1. Gavin Lux, Andy Pages, Landon Knack, Jose Ramos

Last but not least! Say what you want about Gavin Lux and how he’s been underwhelming, but he still has minimal MLB experience and not too long ago was one of the best prospects in all of baseball. Hard to imagine the Guardians will draw that fine of a line after willingly accepting Rosario and Gimenez for Lindor.
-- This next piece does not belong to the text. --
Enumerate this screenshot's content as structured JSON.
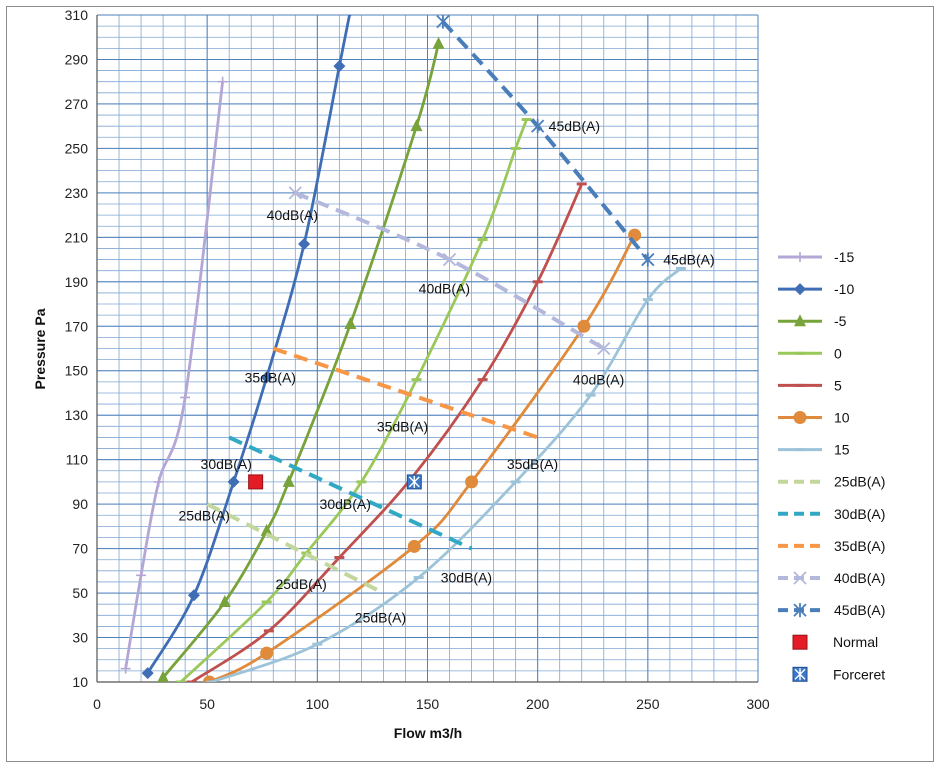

Lux is a lefty bat with the potential to play multiple positions effectively. He could be a franchise cornerstone, especially since he’s not a free agent until after the 2026 season. Add these guys alongside him and the Guardians might view this as a nice mixed bag:

  • No. 5 prospect Andy Pages
  • No. 8 prospect Landon Knack
  • No. 16 prospect Jose Ramos

More outfield help with Pages and Ramos as well as a righty starter in Knack, and the Guardians can replenish the top of their farm nicely. Pages is a beast, having clubbed 60 homers and 179 RBI with a .950 OPS across 235 career minor league games, and he’s only 21. Knack was a second-round pick in 2021 and quickly went 7-1 with a 3.18 ERA and 0.93 WHIP in 16 games (11 starts), reaching Double-A in his first pro season. Ramos, also only 21, has a .305 average, .867 OPS, 77 runs scored, 13 homers, 86 RBI and 11 stolen bases in 119 games between the foreign rookie league, rookie league and Single-A.

The Guardians have long had a problem finding capable outfielders in recent seasons, and this would put them on a promising path to putting that issue in the rearview. None of these packages are cheap, either. They’re just different combinations of talent that might be most appealing to a franchise that badly needs to get their rebuild right.

Maybe a different combo of all of these packages might work, but just know it’s going to cost a chunk of the top of the Dodgers’ farm.